“I don’t know,” answered Jefferson, with a note of anxiety in his voice. “Where did you see him last?”

“Fighting on the drawbridge,” replied Chick. “And he was giving a very good account of himself, too. He has Adil with him, I guess. At least, Adil isn’t here.”

“They’re somewhere around,” said Jefferson, with a shrug. “So long as Adil is with him, I’m satisfied.”

“Leslie had some of that money with him,” remarked Chick. “I hope he won’t lose it. That would be too bad after all the trouble we’ve had to get it.”
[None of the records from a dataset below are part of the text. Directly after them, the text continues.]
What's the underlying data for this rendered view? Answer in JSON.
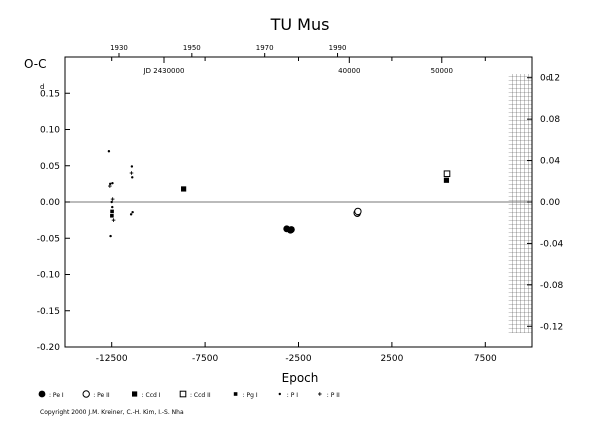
{
  "chart_data": {
    "type": "scatter",
    "title": "TU Mus",
    "xlabel": "Epoch",
    "ylabel": "O-C",
    "y_unit_left": "d",
    "y_unit_right": "d",
    "xlim": [
      -15000,
      10000
    ],
    "ylim_left": [
      -0.2,
      0.2
    ],
    "ylim_right": [
      -0.14,
      0.14
    ],
    "x_ticks": [
      "-12500",
      "-7500",
      "-2500",
      "2500",
      "7500"
    ],
    "x_tick_values": [
      -12500,
      -7500,
      -2500,
      2500,
      7500
    ],
    "y_ticks_left": [
      "0.15",
      "0.10",
      "0.05",
      "0.00",
      "-0.05",
      "-0.10",
      "-0.15",
      "-0.20"
    ],
    "y_tick_values_left": [
      0.15,
      0.1,
      0.05,
      0.0,
      -0.05,
      -0.1,
      -0.15,
      -0.2
    ],
    "y_ticks_right": [
      "0.12",
      "0.08",
      "0.04",
      "0.00",
      "-0.04",
      "-0.08",
      "-0.12"
    ],
    "y_tick_values_right": [
      0.12,
      0.08,
      0.04,
      0.0,
      -0.04,
      -0.08,
      -0.12
    ],
    "year_axis": {
      "ticks": [
        "1930",
        "1950",
        "1970",
        "1990"
      ],
      "epochs": [
        -12110,
        -8210,
        -4310,
        -410
      ]
    },
    "jd_axis": {
      "ticks": [
        "JD 2430000",
        "40000",
        "50000"
      ],
      "epochs": [
        -9700,
        220,
        5170
      ]
    },
    "future_zone_start": 8750,
    "series": [
      {
        "name": "Pe I",
        "marker": "filled-circle",
        "points": [
          [
            -3130,
            -0.037
          ],
          [
            -2930,
            -0.039
          ],
          [
            -2880,
            -0.038
          ],
          [
            650,
            -0.016
          ]
        ]
      },
      {
        "name": "Pe II",
        "marker": "open-circle",
        "points": [
          [
            640,
            -0.015
          ],
          [
            680,
            -0.013
          ]
        ]
      },
      {
        "name": "Ccd I",
        "marker": "filled-square",
        "points": [
          [
            -8650,
            0.018
          ],
          [
            5420,
            0.03
          ]
        ]
      },
      {
        "name": "Ccd II",
        "marker": "open-square",
        "points": [
          [
            5450,
            0.039
          ]
        ]
      },
      {
        "name": "Pg I",
        "marker": "small-filled-square",
        "points": [
          [
            -12480,
            -0.013
          ],
          [
            -12490,
            -0.019
          ]
        ]
      },
      {
        "name": "P I",
        "marker": "dot",
        "points": [
          [
            -12650,
            0.07
          ],
          [
            -12580,
            0.025
          ],
          [
            -12460,
            0.026
          ],
          [
            -12500,
            0.0
          ],
          [
            -12470,
            -0.007
          ],
          [
            -12560,
            -0.047
          ],
          [
            -11420,
            0.049
          ],
          [
            -11400,
            0.034
          ],
          [
            -11380,
            -0.014
          ],
          [
            -11460,
            -0.017
          ]
        ]
      },
      {
        "name": "P II",
        "marker": "plus",
        "points": [
          [
            -12600,
            0.022
          ],
          [
            -12450,
            0.004
          ],
          [
            -12400,
            -0.025
          ],
          [
            -11440,
            0.04
          ]
        ]
      }
    ]
  },
  "legend": [
    {
      "symbol": "●",
      "label": ": Pe I"
    },
    {
      "symbol": "○",
      "label": ": Pe II"
    },
    {
      "symbol": "■",
      "label": ": Ccd I"
    },
    {
      "symbol": "□",
      "label": ": Ccd II"
    },
    {
      "symbol": "▪",
      "label": ": Pg I"
    },
    {
      "symbol": "•",
      "label": ": P I"
    },
    {
      "symbol": "+",
      "label": ": P II"
    }
  ],
  "copyright": "Copyright 2000 J.M. Kreiner, C.-H. Kim, I.-S. Nha"
}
“That wasn’t the only thing,” returned the millionaire. “I could have stood the loss of the money. But I did want to get that blackguard Pike. A man who would betray a trust like that deserves no mercy.”

“He will never betray another in this world,” commented Nick solemnly. “He has paid the penalty.”

“Well, yes—that’s so,” murmured Jefferson Arnold thoughtfully. “I am rather sorry for that. You see, I didn’t want him killed. A few years in prison would have done him good, perhaps, and he might have been a better man when he came out. I’m glad it was none of our party who had to put him out of the world.”

“Yet, if that spearman hadn’t got him, it might have been necessary for one of us to do it—so it comes to about the same thing,” answered Nick Carter. “However, let’s get a little back into the pass, where we can hold it in case any of those rascals from the city take it into their heads to come after us.”

“We don’t want to go too far back,” suggested Chick. “Jai Singh isn’t here yet.”

“That fellow would find us wherever we went,” grunted Jefferson Arnold. “Men of his race are as good on the blind trail as our own Sioux ever were.”